16 That however is not this case. The nature of the defect was not immediately obvious and it was not known what, if anything, could be done to correct it. But the underlying principles are the same. The effect of section 35(2)(a) is that, as the buyer is not deemed to have accepted the goods, he retains the right to reject them. That right will, of course, be lost if, at any time, he decides to accept the goods or is deemed to have accepted them. But it is a right of election which the buyer cannot be expected to exercise until he has the information that he needs to make an informed choice. The seller, for his part, cannot refuse to give him the information that he needs to exercise it. As Hale LJ said in Clegg v Andersson t/a Nordic Marine [2003] EWCA Civ 320, para 75:

"… a buyer does not accept the goods simply because he asks for or agrees to their repair: s 35(6). It follows that if a buyer is seeking information which the seller has agreed to supply which will enable the buyer to make a properly informed choice between acceptance, rejection or cure, and if cure in what way, he cannot have lost his right to reject."

17 Clegg v Andersson was a case where the buyer had asked for information which the seller agreed to give him and had not yet decided whether or not to ask for, or agree to, remedial works to the defective goods. In this case the appellants took that further step without first obtaining an undertaking from the respondents to provide them with information as to the nature of the defect once the harrow had been inspected and what had been done to repair it. It is plain that they would have been entitled to exercise their right of rejection if, on being asked to give such an undertaking in advance, the respondents had declined to do so. Should the fact that it did not occur to Mr Ritchie to obtain an express undertaking to that effect before the harrow was taken away make any difference?

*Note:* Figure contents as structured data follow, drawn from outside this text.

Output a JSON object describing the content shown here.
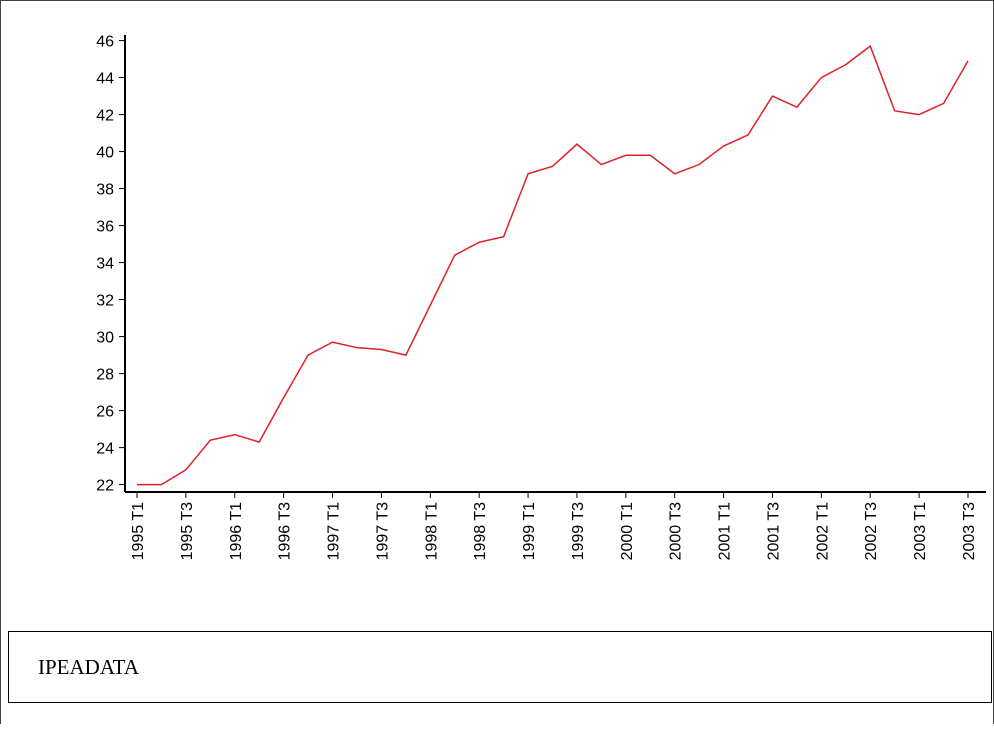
{
  "chart_data": {
    "type": "line",
    "categories": [
      "1995 T1",
      null,
      "1995 T3",
      null,
      "1996 T1",
      null,
      "1996 T3",
      null,
      "1997 T1",
      null,
      "1997 T3",
      null,
      "1998 T1",
      null,
      "1998 T3",
      null,
      "1999 T1",
      null,
      "1999 T3",
      null,
      "2000 T1",
      null,
      "2000 T3",
      null,
      "2001 T1",
      null,
      "2001 T3",
      null,
      "2002 T1",
      null,
      "2002 T3",
      null,
      "2003 T1",
      null,
      "2003 T3"
    ],
    "values": [
      22.0,
      22.0,
      22.8,
      24.4,
      24.7,
      24.3,
      26.7,
      29.0,
      29.7,
      29.4,
      29.3,
      29.0,
      31.7,
      34.4,
      35.1,
      35.4,
      38.8,
      39.2,
      40.4,
      39.3,
      39.8,
      39.8,
      38.8,
      39.3,
      40.3,
      40.9,
      43.0,
      42.4,
      44.0,
      44.7,
      45.7,
      42.2,
      42.0,
      42.6,
      44.9
    ],
    "color": "#e0202a",
    "ylim": [
      21.6,
      46.3
    ],
    "yticks": [
      22,
      24,
      26,
      28,
      30,
      32,
      34,
      36,
      38,
      40,
      42,
      44,
      46
    ],
    "source": "IPEADATA"
  }
}
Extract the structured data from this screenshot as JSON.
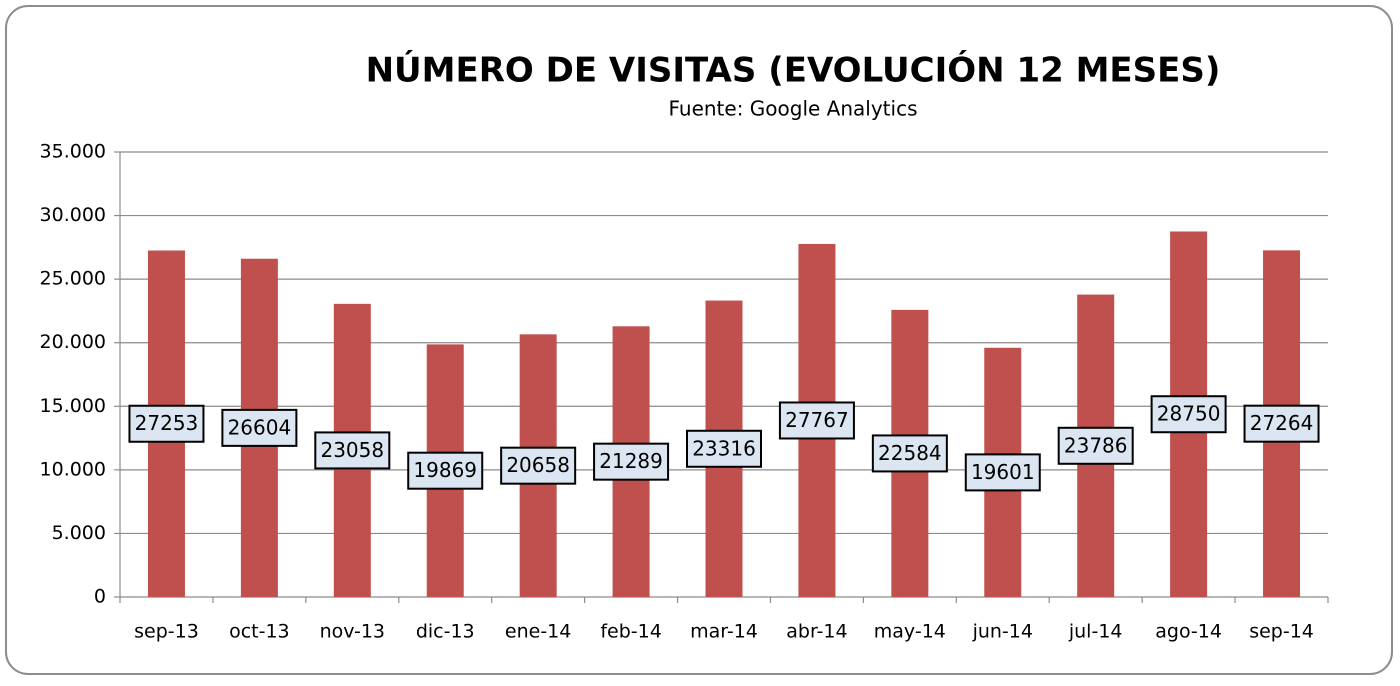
{
  "chart_data": {
    "type": "bar",
    "title": "NÚMERO DE VISITAS  (EVOLUCIÓN 12 MESES)",
    "subtitle": "Fuente: Google Analytics",
    "categories": [
      "sep-13",
      "oct-13",
      "nov-13",
      "dic-13",
      "ene-14",
      "feb-14",
      "mar-14",
      "abr-14",
      "may-14",
      "jun-14",
      "jul-14",
      "ago-14",
      "sep-14"
    ],
    "values": [
      27253,
      26604,
      23058,
      19869,
      20658,
      21289,
      23316,
      27767,
      22584,
      19601,
      23786,
      28750,
      27264
    ],
    "color": "#c0504d",
    "ylim": [
      0,
      35000
    ],
    "yticks": [
      0,
      {
        "value": 5000,
        "label": "5.000"
      },
      {
        "value": 10000,
        "label": "10.000"
      },
      {
        "value": 15000,
        "label": "15.000"
      },
      {
        "value": 20000,
        "label": "20.000"
      },
      {
        "value": 25000,
        "label": "25.000"
      },
      {
        "value": 30000,
        "label": "30.000"
      },
      {
        "value": 35000,
        "label": "35.000"
      }
    ],
    "grid": true
  }
}
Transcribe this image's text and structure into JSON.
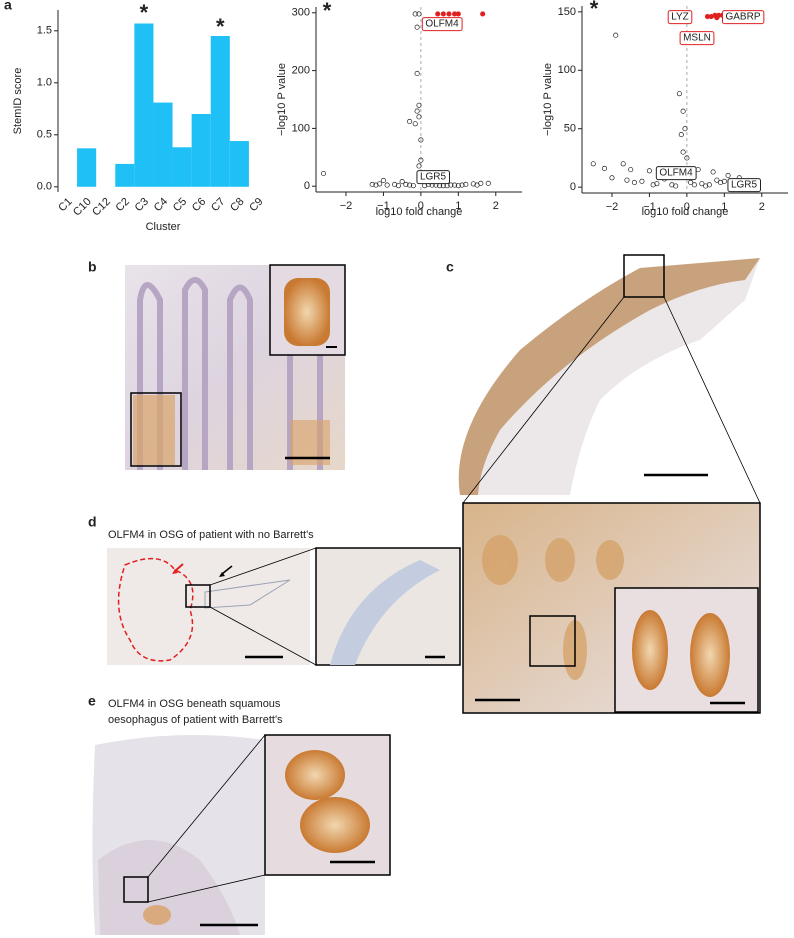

18 The harrow was a complex piece of power operated agricultural machinery. Information of the kind that Mr Ritchie was asking for was obviously needed if the appellants were to make a properly informed choice between accepting and rejecting the equipment on being told that the harrow had been repaired to factory gate standard. A condition that the seller would provide this information, if it was asked for, was one which every buyer would seek for his own protection in such circumstances. It was one which no reasonable seller, who was already in breach of contract, could refuse as a condition of being given the opportunity to cure the defect and preserve the contract.

19 In these circumstances - which cannot be assumed to apply in every case - I would hold that the respondents were under an implied obligation to provide the appellants with the information that Mr Ritchie asked for. As they refused to give them that information the respondents were in breach of that obligation. The appellants were deprived of the information that they needed to make a properly informed choice. In my opinion they were entitled to reject the equipment even although, as it turned out, the respondents were able to prove afterwards that the harrow had been repaired to factory gate standard.